Winter is here, which means our group classes are on hold until Spring of 2020. We can't begin announcing those classes until we know how long this winter will hold on for. I'm definitely not complaining about the weather this year. We had a spring, lots of thunderstorms and a decent fall. I wasn't expecting snow to fall this early, but it is a beautiful sight!


Now on to what's new for us! We are now accepting credit card payments via Square. I am going to begin implementing automatic text/email confirmations for all private consults and lessons from this point forward. As always, cash and check are preferred, but it's time to get up-to-date with my methods. I am now also offering eGift Cards - just in time for the holiday season! These can be purchased on the home screen of the website. Your patience is greatly appreciated as I learn this new system!


Winter can be a difficult time getting out and training our dogs. It's cold, sometimes icy, sometimes snowy and can be difficult for those of us with arthritis issues. I know I would rather hibernate than go for a walk with my dog. Good news is that there are a variety of exercises and mental stimulating games to play with your dog, inside the warmth and comfort of your own home, and such doesn't require a huge amount of space or energy on your part. Mental stimulation/calming exercises are just as important as physical exercise. When a dog is tired mentally, you will see less behavior issues. As always, it's important to adapt the impulse control exercises into your dogs every day life and activities. This means your dog must sit and wait to be released before getting what it wants. This goes for: being fed, putting on/taking off the leash, going through a threshold outside/inside, going up/down the stairs, giving a treat, throwing a toy, getting in/out of the car, going in/out of the crate, etc. Anything goes. By implementing these exercises, your dog will look at you more for direction and learn patience and calming behaviors.

Basic obedience should still be done throughout your dogs entire life - even if you manage to get in 5 minutes throughout the day. I always encourage using your dogs kibble for a 15 minute training exercise during each meal. Make your dog work! If you are bored with the routine, add in tricks, shaping, clicker, or something new. There are no limits when it comes to training.
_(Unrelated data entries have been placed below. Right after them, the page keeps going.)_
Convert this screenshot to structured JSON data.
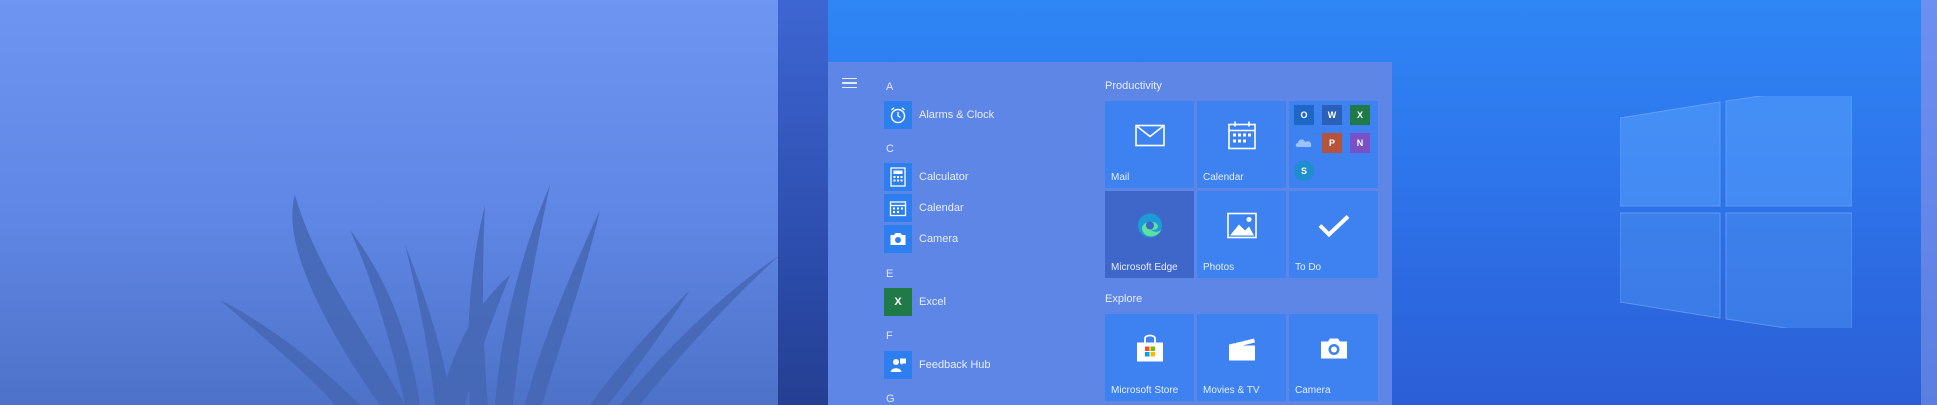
{
  "start_menu": {
    "apps": [
      {
        "letter": "A",
        "label": "Alarms & Clock",
        "icon": "alarm-clock-icon"
      },
      {
        "letter": "C",
        "label": "Calculator",
        "icon": "calculator-icon"
      },
      {
        "letter": "",
        "label": "Calendar",
        "icon": "calendar-icon"
      },
      {
        "letter": "",
        "label": "Camera",
        "icon": "camera-icon"
      },
      {
        "letter": "E",
        "label": "Excel",
        "icon": "excel-icon"
      },
      {
        "letter": "F",
        "label": "Feedback Hub",
        "icon": "feedback-hub-icon"
      },
      {
        "letter": "G",
        "label": "",
        "icon": ""
      }
    ],
    "groups": [
      {
        "title": "Productivity",
        "tiles": [
          "Mail",
          "Calendar",
          "",
          "Microsoft Edge",
          "Photos",
          "To Do"
        ]
      },
      {
        "title": "Explore",
        "tiles": [
          "Microsoft Store",
          "Movies & TV",
          "Camera"
        ]
      }
    ],
    "office_mini_letters": [
      "O",
      "W",
      "X",
      "P",
      "N",
      "S"
    ]
  },
  "colors": {
    "accent": "#2d7ff0",
    "rail": "#2a4aa8",
    "panel": "#5e86e6"
  }
}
Any time a dog can use it's nose, you are giving your dog a job to do. This can be done through nose work for essential oils. I find the biggest issue faced with nose work is not cross-contaminating the oils. It's easy and fun for both you and your dog once you can figure it out! Rear-end awareness/stretching is also a great way to introduce more exercise to your dog. While you don't need a lot of space, teaching dogs to spin and letting them be more aware of their back end is beneficial to all dogs. All you need is a rubber tub and you can take things from there.

Teaching 'place' is also a great exercise for dogs, as they learn they don't have to be on the go 24-7. Dogs actually need more rest than we realize, and this also creates a calm time for those of you with two or more dogs. Possibilities for indoor activities are not limited. Be creative and have fun with your dog! Hope you have a great winter and happy training!